Although individual efforts at preserving important historical and cultural edifices can be documented throughout mankind's history, the United States government first recognized the need for official involvement in the pursuit of historic preservation in 1966. At that time, Congress issued a policy statement to the effect that "the historical and cultural foundations of the Nation should be preserved as a living part of our community and development in order to give a sense of order to the American people." It would take ten years, though, for tax laws biased against building preservation and re-use to change.
The Tax Reform Act of 1976 offered an uncapped twenty-five percent tax credit to commercial developers who renovated existing historic buildings that met certain federally specified criteria. The renovations had to follow certain guidelines laid out in the government document, The Secretary of the Interior's Standards for Rehabilitation. This publication became and still remains the ten point guide for determining whether a given project's rehabilitation plan is a candidate for historic preservation tax incentives. Then, as now, the federal tax credits were only available for income-producing projects, not residential properties.

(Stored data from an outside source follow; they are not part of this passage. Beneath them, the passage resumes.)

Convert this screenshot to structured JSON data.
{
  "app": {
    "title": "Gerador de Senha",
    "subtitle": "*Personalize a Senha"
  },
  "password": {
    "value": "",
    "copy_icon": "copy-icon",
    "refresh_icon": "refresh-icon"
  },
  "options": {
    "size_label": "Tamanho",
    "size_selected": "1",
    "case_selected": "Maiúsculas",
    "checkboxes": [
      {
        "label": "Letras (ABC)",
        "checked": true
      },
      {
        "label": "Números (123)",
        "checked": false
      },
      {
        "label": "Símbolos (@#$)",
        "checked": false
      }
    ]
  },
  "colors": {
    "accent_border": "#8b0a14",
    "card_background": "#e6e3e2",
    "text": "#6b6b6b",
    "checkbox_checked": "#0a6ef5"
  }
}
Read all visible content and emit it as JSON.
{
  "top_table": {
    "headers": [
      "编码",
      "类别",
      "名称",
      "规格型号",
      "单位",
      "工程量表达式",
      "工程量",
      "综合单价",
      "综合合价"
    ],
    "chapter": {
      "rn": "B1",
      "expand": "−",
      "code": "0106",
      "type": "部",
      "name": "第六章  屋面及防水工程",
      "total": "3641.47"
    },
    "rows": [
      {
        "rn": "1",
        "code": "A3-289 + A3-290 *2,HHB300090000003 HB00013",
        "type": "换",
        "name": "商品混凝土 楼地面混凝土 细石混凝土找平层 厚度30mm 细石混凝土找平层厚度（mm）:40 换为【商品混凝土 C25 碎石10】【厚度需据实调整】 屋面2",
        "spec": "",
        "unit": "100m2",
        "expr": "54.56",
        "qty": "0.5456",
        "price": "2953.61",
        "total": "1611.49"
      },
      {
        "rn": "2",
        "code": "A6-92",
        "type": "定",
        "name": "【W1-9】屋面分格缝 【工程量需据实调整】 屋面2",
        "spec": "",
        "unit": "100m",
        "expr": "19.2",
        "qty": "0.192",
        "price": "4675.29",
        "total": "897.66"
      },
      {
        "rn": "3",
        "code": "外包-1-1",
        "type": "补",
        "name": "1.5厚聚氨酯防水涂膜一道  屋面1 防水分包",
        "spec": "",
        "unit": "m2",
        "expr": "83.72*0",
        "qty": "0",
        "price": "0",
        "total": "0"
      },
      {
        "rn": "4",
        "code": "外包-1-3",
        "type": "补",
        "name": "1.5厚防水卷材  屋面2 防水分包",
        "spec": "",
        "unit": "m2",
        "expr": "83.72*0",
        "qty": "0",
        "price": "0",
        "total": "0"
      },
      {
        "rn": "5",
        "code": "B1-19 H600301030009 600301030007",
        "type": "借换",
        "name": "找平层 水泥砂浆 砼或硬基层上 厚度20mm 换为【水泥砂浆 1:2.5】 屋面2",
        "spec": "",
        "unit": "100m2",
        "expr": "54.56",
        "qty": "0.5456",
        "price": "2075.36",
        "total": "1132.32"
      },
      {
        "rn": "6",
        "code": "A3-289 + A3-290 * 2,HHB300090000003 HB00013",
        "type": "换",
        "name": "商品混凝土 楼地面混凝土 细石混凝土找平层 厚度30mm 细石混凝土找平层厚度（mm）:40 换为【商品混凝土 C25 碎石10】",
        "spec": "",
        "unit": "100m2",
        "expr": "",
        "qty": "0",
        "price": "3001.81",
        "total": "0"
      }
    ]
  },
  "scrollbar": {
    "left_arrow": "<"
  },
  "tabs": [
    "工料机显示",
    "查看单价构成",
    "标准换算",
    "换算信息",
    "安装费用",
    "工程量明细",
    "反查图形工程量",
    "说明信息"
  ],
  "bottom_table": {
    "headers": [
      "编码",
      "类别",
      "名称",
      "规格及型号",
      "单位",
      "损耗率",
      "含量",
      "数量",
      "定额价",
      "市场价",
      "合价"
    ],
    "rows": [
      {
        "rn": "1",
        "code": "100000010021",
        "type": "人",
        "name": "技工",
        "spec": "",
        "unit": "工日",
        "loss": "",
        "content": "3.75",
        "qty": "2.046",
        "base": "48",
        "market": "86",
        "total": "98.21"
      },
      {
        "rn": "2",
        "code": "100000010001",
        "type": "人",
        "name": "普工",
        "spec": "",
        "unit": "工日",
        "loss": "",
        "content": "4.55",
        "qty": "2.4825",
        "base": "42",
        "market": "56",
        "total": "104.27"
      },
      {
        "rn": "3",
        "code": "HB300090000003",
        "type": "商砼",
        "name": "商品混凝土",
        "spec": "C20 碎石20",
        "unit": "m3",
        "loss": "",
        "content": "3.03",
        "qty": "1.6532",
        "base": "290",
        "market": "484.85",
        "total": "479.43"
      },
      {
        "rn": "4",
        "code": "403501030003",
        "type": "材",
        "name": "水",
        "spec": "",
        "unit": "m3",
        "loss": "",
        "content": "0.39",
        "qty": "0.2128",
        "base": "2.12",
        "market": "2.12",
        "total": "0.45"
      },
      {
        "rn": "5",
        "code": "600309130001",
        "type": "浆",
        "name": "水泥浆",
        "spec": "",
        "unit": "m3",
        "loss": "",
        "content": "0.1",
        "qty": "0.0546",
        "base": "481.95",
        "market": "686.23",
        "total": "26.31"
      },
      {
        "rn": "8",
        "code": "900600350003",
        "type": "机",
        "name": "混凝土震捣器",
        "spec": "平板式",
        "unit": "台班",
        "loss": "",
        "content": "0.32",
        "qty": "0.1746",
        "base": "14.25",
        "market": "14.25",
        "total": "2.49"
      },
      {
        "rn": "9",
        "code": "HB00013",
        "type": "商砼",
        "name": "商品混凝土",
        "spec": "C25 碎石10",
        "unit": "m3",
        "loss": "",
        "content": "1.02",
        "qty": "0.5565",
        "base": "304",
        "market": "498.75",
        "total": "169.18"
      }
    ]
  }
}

The Tax Reform Act of 1986 reduced the preservation tax incentive from twenty-five percent to twenty percent, but, as in 1976, did not cap the amounts that could be credited. The passage of the 1976 law saw a boom in applications for federal historic preservation projects, but the reduction mandated in the 1986 statute caused a seventy percent decrease in investments in historic buildings and an eighty percent decline in applications for new federal historic preservation projects.